Тому капитану в награду подарили враги большой трехмачтовый корабль. Собрал он подонков вроде себя, пошли они в море. Когда огибали мол, увидели одинокую женщину. Женщина стояла на конце мола, седые волосы распущены, тучи черные касались ее головы. Женщина кричала морю какие-то слова свои, но их не было слышно. И вдруг сверкнула молния, громом разнеслось над морем: «Я твоя мать, капитан, я проклинаю тебя!» И еще ударила молния. Тучи смешались с волнами, проглотили корабль…
О проклятом корабле говорили разное. Говорили, что иногда он появляется.
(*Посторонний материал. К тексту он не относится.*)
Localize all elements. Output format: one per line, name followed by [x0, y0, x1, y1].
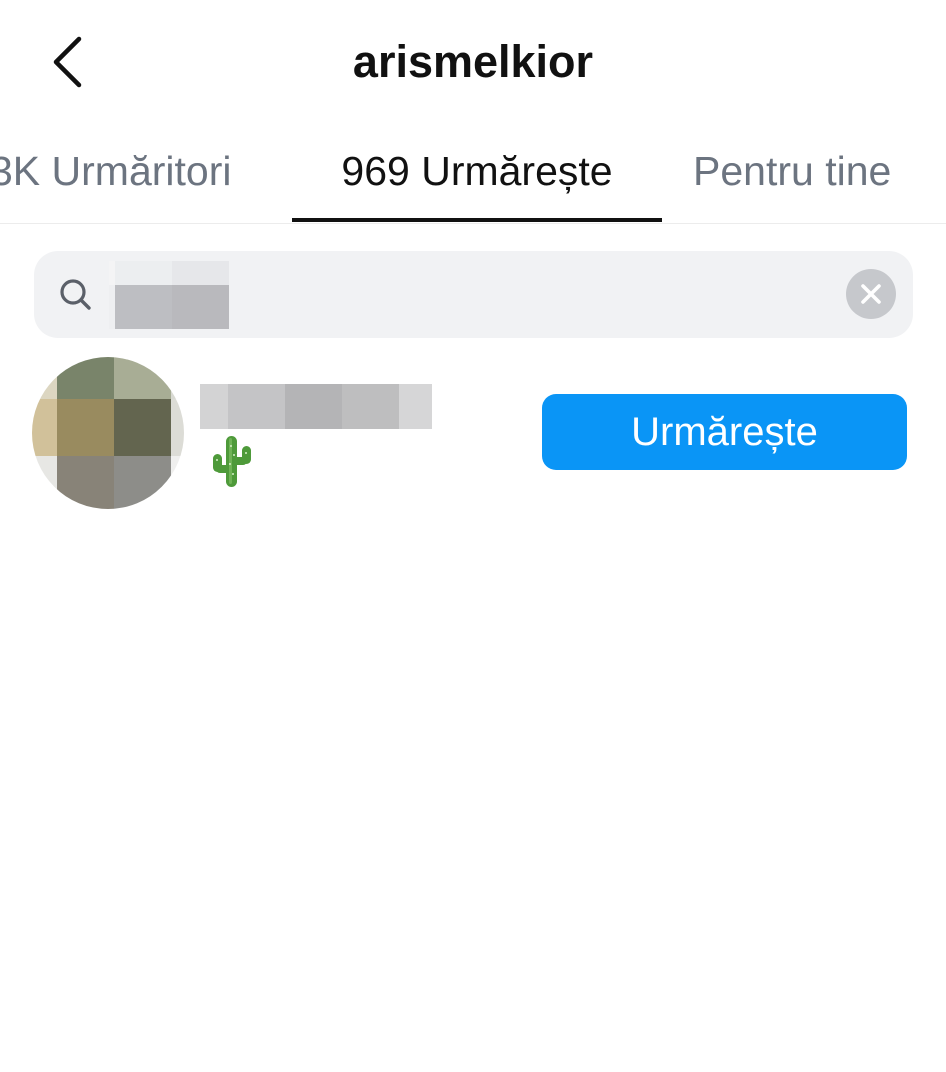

Все пытается пристать к берегу, но как только подойдет, сверкает молния, поднимается буря, гонит тот корабль прочь. Говорят, что его встречали в море. Паруса на нем рваные, люди заросшие, в лохмотьях. Так и бродят они не прощенные вот уже сотни лет. Потому что не может быть прощения предательству, потому что никто не может снять проклятие матери.
Для меня рассказывал легенды дядя Паша, я это чувствовал. Он знал, что погибнет, торопился поведать мне многое из морской жизни. Ведь именно после его рассказов и поселилась во мне мечта.
О друзьях-товарищах
Затянулось мое ненастье. Несу ящик. Этот ящик гнет меня к земле. Я пытаюсь приспособиться. Вес ящика регулирую наклоном собственного тела. Согнешься больше — придавит, распрямишься — не держат руки.
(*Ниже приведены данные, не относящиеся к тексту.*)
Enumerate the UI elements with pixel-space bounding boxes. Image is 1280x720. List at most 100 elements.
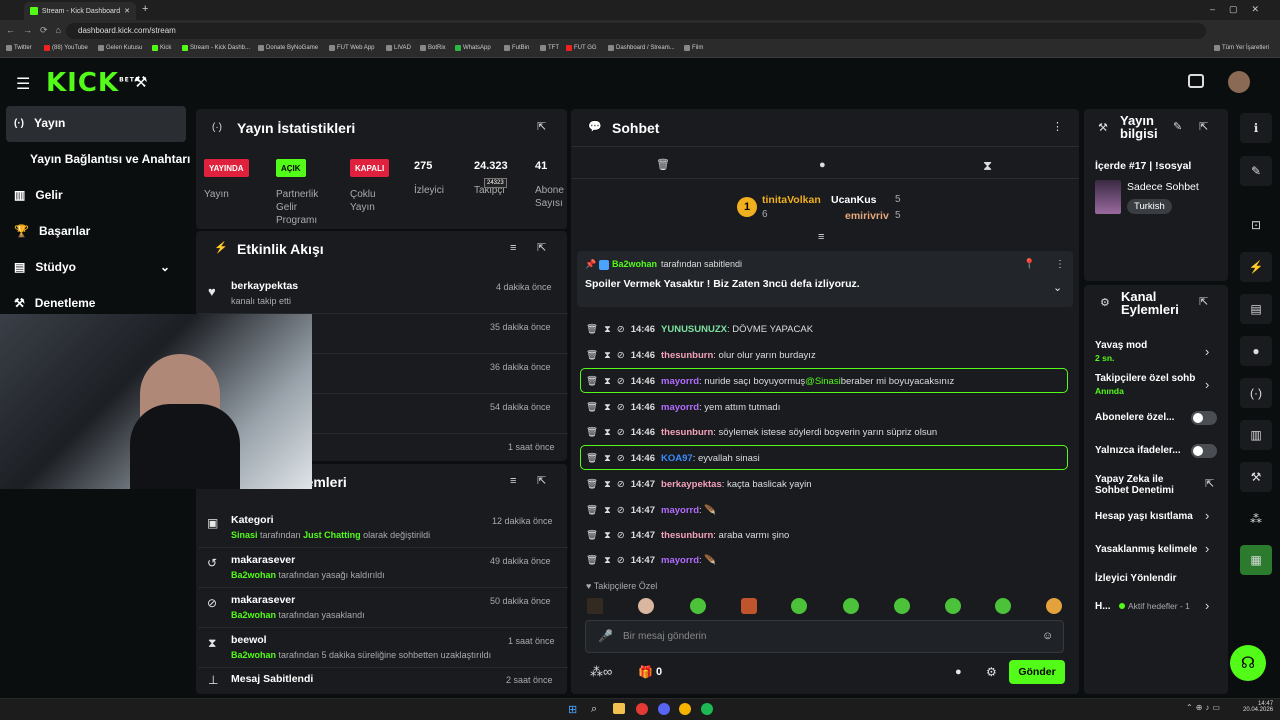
more-icon[interactable]: ⋮ [1055,259,1065,270]
external-link-icon[interactable]: ⇱ [1205,479,1214,490]
popout-icon[interactable]: ⇱ [1199,122,1208,133]
chat-message[interactable]: 🗑 ⧗ ⊘ 14:47 mayorrd: 🪶 [586,548,716,572]
broadcast-icon[interactable]: (·) [1240,378,1272,408]
chat-message-highlighted[interactable]: 🗑 ⧗ ⊘ 14:46 KOA97: eyvallah sinasi [586,446,760,470]
lightning-icon[interactable]: ⚡ [1240,252,1272,282]
discord-icon[interactable] [658,703,670,715]
emote-icon[interactable] [638,598,654,614]
bookmark-item[interactable]: (88) YouTube [44,45,88,51]
popout-icon[interactable]: ⇱ [1199,297,1208,308]
document-icon[interactable]: ▤ [1240,294,1272,324]
points-icon[interactable]: ⁂ [1240,504,1272,534]
bookmark-item[interactable]: FutBin [504,45,529,51]
app-icon[interactable] [636,703,648,715]
chevron-down-icon[interactable]: ⌄ [1053,281,1062,294]
bookmark-item[interactable]: LIVAD [386,45,411,51]
tray-icons[interactable]: ⌃⊕♪▭ [1186,703,1223,712]
emote-icon[interactable] [945,598,961,614]
clip-icon[interactable]: ▦ [1240,545,1272,575]
spotify-icon[interactable] [701,703,713,715]
popout-icon[interactable]: ⇱ [537,122,546,133]
bookmark-item[interactable]: Stream - Kick Dashb... [182,45,250,51]
unpin-icon[interactable]: 📍 [1023,259,1035,270]
info-icon[interactable]: ℹ [1240,113,1272,143]
chat-message[interactable]: 🗑 ⧗ ⊘ 14:46 YUNUSUNUZX: DÖVME YAPACAK [586,317,813,341]
slow-mode-label[interactable]: Yavaş mod [1095,340,1147,351]
bookmark-item[interactable]: FUT Web App [329,45,374,51]
sidebar-item-stream-key[interactable]: Yayın Bağlantısı ve Anahtarı [30,152,190,166]
new-tab-button[interactable]: + [142,3,148,15]
chevron-right-icon[interactable]: › [1205,378,1209,391]
chat-bubble-icon[interactable]: ● [819,160,826,171]
sidebar-item-stream[interactable]: (·) Yayın [14,116,65,130]
start-icon[interactable]: ⊞ [568,703,577,716]
chat-message-highlighted[interactable]: 🗑 ⧗ ⊘ 14:46 mayorrd: nuride saçı boyuyormuş … [586,369,954,393]
chevron-right-icon[interactable]: › [1205,599,1209,612]
bookmark-item[interactable]: Twitter [6,45,32,51]
nav-buttons[interactable]: ←→⟳⌂ [6,25,69,36]
support-icon[interactable]: ☊ [1230,645,1266,681]
chat-icon[interactable]: ● [1240,336,1272,366]
mention[interactable]: @Sinasi [805,376,841,387]
popout-icon[interactable]: ⇱ [537,243,546,254]
bookmark-item[interactable]: BotRix [420,45,446,51]
filter-icon[interactable]: ≡ [510,476,516,487]
search-icon[interactable]: ⌕ [591,703,597,716]
more-icon[interactable]: ⋮ [1052,122,1063,133]
chevron-right-icon[interactable]: › [1205,509,1209,522]
chat-message[interactable]: 🗑 ⧗ ⊘ 14:47 thesunburn: araba varmı şino [586,523,789,547]
gifter-name[interactable]: emirivriv [845,210,889,222]
bookmark-item[interactable]: Gelen Kutusu [98,45,142,51]
studio-icon[interactable] [1188,74,1204,88]
bookmark-item[interactable]: WhatsApp [455,45,491,51]
emote-icon[interactable] [995,598,1011,614]
emote-icon[interactable] [587,598,603,614]
browser-tab[interactable]: Stream - Kick Dashboard ✕ [24,2,136,20]
filter-icon[interactable]: ≡ [510,243,516,254]
bookmark-item[interactable]: Kick [152,45,171,51]
subs-only-toggle[interactable] [1191,411,1217,425]
emote-icon[interactable] [741,598,757,614]
bookmark-item[interactable]: Donate ByNoGame [258,45,318,51]
avatar[interactable] [1228,71,1250,93]
edit-icon[interactable]: ✎ [1173,122,1182,133]
emote-icon[interactable] [1046,598,1062,614]
bookmark-item[interactable]: FUT GG [566,45,597,51]
sidebar-item-moderation[interactable]: ⚒ Denetleme [14,296,95,310]
chat-message[interactable]: 🗑 ⧗ ⊘ 14:47 berkaypektas: kaçta baslicak yay… [586,472,812,496]
top-gifter-name[interactable]: tinitaVolkan [762,194,821,206]
chevron-right-icon[interactable]: › [1205,345,1209,358]
hourglass-icon[interactable]: ⧗ [983,159,992,172]
gift-icon[interactable]: 🎁 [638,665,653,679]
chat-bubble-icon[interactable]: ● [955,666,962,678]
bookmark-item[interactable]: Dashboard / Stream... [608,45,675,51]
chevron-right-icon[interactable]: › [1205,542,1209,555]
viewer-redirect-label[interactable]: İzleyici Yönlendir [1095,573,1177,584]
sidebar-item-achievements[interactable]: 🏆 Başarılar [14,224,90,238]
kick-logo[interactable]: KICKBETA [46,68,140,98]
followers-chat-label[interactable]: Takipçilere özel sohb [1095,373,1199,384]
points-icon[interactable]: ⁂∞ [590,664,612,680]
gifter-name[interactable]: UcanKus [831,194,877,206]
layout-icon[interactable]: ▥ [1240,420,1272,450]
chat-input[interactable]: 🎤 Bir mesaj gönderin ☺ [585,620,1064,653]
ai-moderation-label[interactable]: Yapay Zeka ile Sohbet Denetimi [1095,474,1195,496]
chrome-icon[interactable] [679,703,691,715]
microphone-icon[interactable]: 🎤 [598,629,613,643]
chat-message[interactable]: 🗑 ⧗ ⊘ 14:46 thesunburn: söylemek istese söyl… [586,420,937,444]
edit-icon[interactable]: ✎ [1240,156,1272,186]
popout-icon[interactable]: ⇱ [537,476,546,487]
window-controls[interactable]: –▢✕ [1210,4,1273,15]
clock[interactable]: 14:47 20.04.2026 [1243,701,1273,713]
close-tab-icon[interactable]: ✕ [124,7,130,15]
sidebar-item-revenue[interactable]: ▥ Gelir [14,188,63,202]
send-button[interactable]: Gönder [1009,660,1065,684]
menu-icon[interactable]: ☰ [16,74,30,94]
url-field[interactable]: dashboard.kick.com/stream [66,23,1206,39]
emote-icon[interactable] [690,598,706,614]
emoji-icon[interactable]: ☺ [1042,630,1053,642]
all-bookmarks[interactable]: Tüm Yer İşaretleri [1214,45,1269,51]
chat-message[interactable]: 🗑 ⧗ ⊘ 14:46 thesunburn: olur olur yarın burd… [586,343,816,367]
emotes-only-toggle[interactable] [1191,444,1217,458]
tools-icon[interactable]: ⚒ [134,73,147,91]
— Кто же так носит, юноша? — останавливает меня Кедубец и подсказывает: — Не гнитесь, юноша, зачем пахать носом землю. В ящике всего семьдесят килограммов нетто. Так… Чуть согнулись… Вы слышите, юноша, чуть… Ящик упирается в ваши руки, лежит ровно вдоль всей спины… Хорошо, трогай! Представь себе, что несешь посылку от любимой…
Вся наша группа работает на берегу в штольнях. Штольни — в горе. Они проходят в ней и по вертикали, и по горизонтали. Здоровая горища вся изрыта. Каждая штольня еще и забетонирована. По стенам — стеллажи. В горе хранится боезапас. Мы переносим ящики со снарядами с места на место. Задачу эту поставил перед нами мичман, в чье распоряжение отдал нас тот самый майор из экипажа. Вначале мы пытались выяснить, в чем смысл нашей работы. Мичман темнил, на наши вопросы не отвечал, мы так поняли, что ему дано задание занять нас любой работой, и эту работу он придумал сам. И сразу мы охладели, чаще садимся перекуривать. Курить выходим к пирсу… После холода штолен здесь очень жарко. На камнях можно жарить яичницу.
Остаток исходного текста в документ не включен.